In the studio we added sound effects to accent what's going on in the scene: alarm clocks, sound of people eating, a woman moaning, footsteps on stairs, firetrucks etc. That was a lot of fun to drop those in the songs throughout. This was also the most keyboards I had written/played on an album since Drop Kick Jesus' album "Splatterguts," which came out in 1998, so it was also a lot of fun to get behind the keyboard and compose again.
As soon as the album was finished, that was also the birth of a totally new live show for Transpose. Gone were the random order of songs from the first album. Our shows were now "Retribution" from start to finish, and then our encore; which was about three songs from the first album. We moved the songs from the firs album to the end of the show, and performed the new album in its entirety as the meat of the live shows. We toured pretty extensively on the "Retribution" album for two years.

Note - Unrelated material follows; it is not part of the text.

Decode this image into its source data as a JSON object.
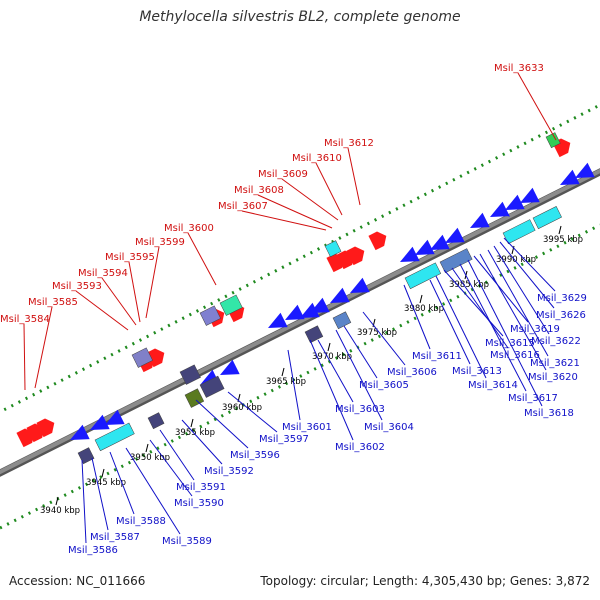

I even made a film to go along with the album, a visually journey of the story as the album plays. That can be found here on my site or on YouTube. We would play the film at our merch table during the tours and shows.
I have been a part of 7 albums in my musical career total, and "Retribution," still to this day, is the album I am most proud of than any other album I have written. I don't know what the future will bring in regards to how I will feel about future albums, but this one will always be super special to me. It was one of those albums where I felt everything just clicked, the whole way through. And not just because it was the first time one of my stories had been turned into an album, that I could sing every night on stage.
Oh, and we also recorded a cover of Digital Underground's "The Humpty Dance" during the recording sessions and added it as a hidden bonus track on the album. Ha!